Lévine écoutait son frère mais ne comprenait pas et ne cherchait pas à comprendre ce qu’il disait, il ne craignait qu’une chose, c’est que son frère ne lui posât une question ; car il aurait ainsi la preuve qu’il n’écoutait point.

— C’est ainsi, mon ami, dit Serge Ivanovitch en lui frappant l’épaule.

— Oui, sans doute, mais du reste je ne prétends pas être dans le vrai, dit Lévine avec un sourire d’enfant coupable.

« Quel était donc le sujet de notre discussion ? » pensait Lévine. « Il a sans doute raison, moi aussi ; alors tout va bien. Mais il faut que j’aille au bureau donner des ordres. »

Il se leva, et s’étira en souriant.

Serge Ivanovitch sourit aussi.

— Si tu vas te promener je t’accompagne, dit-il, ne voulant pas se séparer de son frère qui respirait la fraîcheur et la santé. Allons ensemble au bureau si tu as besoin d’y aller.

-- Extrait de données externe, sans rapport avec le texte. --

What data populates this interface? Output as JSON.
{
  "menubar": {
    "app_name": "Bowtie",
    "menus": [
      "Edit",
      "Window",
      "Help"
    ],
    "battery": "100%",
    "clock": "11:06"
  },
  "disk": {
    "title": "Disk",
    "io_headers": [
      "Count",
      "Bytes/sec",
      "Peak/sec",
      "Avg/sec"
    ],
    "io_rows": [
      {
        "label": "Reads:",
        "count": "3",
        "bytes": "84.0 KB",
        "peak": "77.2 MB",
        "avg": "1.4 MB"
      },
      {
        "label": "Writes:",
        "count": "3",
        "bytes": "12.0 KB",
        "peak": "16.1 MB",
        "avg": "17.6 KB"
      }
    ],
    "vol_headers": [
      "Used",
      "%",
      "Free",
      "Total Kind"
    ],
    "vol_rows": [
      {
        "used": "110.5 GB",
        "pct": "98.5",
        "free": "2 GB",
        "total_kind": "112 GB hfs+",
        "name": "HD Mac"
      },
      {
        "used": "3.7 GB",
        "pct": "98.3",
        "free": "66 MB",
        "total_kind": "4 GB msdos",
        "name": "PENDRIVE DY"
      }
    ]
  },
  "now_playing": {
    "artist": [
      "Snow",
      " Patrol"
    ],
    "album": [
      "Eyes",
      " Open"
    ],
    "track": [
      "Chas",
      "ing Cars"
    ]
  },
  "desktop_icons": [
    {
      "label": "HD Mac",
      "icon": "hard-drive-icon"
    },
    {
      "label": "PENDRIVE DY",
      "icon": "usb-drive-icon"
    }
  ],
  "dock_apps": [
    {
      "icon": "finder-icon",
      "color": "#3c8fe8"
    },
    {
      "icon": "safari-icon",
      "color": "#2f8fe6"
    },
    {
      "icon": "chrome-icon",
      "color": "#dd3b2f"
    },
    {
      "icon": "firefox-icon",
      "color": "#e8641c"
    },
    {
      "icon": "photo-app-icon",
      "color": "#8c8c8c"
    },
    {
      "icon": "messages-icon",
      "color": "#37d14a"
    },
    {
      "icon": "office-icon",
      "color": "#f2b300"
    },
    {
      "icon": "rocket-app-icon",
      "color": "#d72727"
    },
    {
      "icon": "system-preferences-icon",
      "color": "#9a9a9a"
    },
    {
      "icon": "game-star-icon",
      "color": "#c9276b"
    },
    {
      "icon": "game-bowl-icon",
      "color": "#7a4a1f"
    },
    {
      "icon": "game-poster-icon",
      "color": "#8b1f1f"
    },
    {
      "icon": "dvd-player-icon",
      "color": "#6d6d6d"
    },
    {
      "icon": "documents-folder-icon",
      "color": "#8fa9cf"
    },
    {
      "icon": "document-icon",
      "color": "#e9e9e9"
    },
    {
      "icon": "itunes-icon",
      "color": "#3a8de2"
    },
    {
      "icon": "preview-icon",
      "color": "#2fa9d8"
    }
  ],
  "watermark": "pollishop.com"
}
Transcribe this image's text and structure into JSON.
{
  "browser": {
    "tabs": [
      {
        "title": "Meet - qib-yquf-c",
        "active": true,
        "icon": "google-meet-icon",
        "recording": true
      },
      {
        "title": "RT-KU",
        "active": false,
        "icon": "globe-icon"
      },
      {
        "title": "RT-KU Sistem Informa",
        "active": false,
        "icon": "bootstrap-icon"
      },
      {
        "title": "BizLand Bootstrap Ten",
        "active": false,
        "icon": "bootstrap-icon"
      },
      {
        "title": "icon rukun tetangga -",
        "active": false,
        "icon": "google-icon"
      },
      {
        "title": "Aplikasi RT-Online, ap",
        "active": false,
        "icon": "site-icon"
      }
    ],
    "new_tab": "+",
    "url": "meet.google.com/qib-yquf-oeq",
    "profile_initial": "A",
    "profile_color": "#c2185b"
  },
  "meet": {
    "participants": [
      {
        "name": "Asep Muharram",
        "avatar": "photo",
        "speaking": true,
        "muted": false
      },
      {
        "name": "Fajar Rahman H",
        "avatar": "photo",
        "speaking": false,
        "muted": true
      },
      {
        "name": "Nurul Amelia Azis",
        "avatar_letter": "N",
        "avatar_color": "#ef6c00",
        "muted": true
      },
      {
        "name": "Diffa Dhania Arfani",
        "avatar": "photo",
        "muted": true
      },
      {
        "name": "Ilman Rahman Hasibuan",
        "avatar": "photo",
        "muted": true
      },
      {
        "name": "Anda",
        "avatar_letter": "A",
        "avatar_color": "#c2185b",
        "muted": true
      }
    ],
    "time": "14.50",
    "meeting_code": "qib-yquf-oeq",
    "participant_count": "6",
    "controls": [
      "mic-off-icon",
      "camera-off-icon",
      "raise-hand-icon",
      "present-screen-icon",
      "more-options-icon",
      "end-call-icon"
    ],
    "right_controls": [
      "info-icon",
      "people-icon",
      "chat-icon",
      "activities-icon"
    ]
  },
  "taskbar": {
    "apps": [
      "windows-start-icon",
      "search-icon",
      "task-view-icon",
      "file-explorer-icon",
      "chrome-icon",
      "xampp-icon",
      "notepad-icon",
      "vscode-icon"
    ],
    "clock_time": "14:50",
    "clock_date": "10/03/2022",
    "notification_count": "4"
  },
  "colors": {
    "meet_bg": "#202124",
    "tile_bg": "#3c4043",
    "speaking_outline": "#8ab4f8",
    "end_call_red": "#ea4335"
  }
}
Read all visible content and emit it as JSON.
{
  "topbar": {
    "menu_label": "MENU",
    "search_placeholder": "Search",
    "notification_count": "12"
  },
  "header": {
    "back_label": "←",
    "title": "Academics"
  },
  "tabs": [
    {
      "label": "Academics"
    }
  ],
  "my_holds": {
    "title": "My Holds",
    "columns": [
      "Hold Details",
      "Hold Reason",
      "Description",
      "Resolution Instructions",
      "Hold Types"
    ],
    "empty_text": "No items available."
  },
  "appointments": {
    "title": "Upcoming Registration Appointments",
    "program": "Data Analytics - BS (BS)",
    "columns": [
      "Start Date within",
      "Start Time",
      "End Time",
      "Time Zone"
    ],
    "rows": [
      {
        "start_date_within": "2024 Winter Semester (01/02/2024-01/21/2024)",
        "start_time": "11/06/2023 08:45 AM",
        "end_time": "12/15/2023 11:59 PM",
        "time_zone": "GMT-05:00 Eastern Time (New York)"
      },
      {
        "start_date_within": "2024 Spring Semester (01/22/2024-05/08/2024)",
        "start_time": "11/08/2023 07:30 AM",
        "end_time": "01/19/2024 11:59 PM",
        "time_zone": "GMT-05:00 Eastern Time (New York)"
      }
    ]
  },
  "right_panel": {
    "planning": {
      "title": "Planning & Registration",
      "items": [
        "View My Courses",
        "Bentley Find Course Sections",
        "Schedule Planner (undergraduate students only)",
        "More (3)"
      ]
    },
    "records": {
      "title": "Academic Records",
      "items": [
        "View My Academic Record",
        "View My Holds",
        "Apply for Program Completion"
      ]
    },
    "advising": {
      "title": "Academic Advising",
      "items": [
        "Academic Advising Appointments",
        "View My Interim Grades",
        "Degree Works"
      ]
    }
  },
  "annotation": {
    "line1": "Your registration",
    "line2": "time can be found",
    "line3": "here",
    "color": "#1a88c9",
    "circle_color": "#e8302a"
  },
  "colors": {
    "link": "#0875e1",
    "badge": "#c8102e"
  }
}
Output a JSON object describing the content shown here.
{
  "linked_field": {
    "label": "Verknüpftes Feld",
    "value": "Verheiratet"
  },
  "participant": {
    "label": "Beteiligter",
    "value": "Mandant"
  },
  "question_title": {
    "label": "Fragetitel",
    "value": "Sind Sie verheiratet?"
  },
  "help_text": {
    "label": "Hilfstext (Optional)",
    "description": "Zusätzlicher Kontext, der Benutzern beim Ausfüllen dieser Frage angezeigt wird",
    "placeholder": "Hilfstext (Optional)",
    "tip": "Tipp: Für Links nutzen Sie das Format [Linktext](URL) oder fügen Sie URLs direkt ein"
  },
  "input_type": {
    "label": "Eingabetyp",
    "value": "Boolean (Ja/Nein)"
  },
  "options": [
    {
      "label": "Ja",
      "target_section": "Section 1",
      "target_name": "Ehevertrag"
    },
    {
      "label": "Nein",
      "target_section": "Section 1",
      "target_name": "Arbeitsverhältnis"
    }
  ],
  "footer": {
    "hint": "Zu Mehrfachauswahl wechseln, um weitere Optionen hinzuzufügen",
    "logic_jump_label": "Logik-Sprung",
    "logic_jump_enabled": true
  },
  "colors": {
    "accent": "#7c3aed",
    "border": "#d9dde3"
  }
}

— Ah ! mon Dieu ! s’écria tout à coup Lévine si vivement que Serge Ivanovitch en fut effrayé.

— Qu’as-tu ? Qu’as-tu ?

— Et la main d’Agafia Mikhaïlovna ? dit Lévine en se frappant le front. — Je l’avais oubliée.

— Elle va beaucoup mieux.

— C’est égal, je vais la voir ; le temps que tu prennes ton chapeau, je serai de retour.

Et il descendit l’escalier en faisant claquer joyeusement ses talons.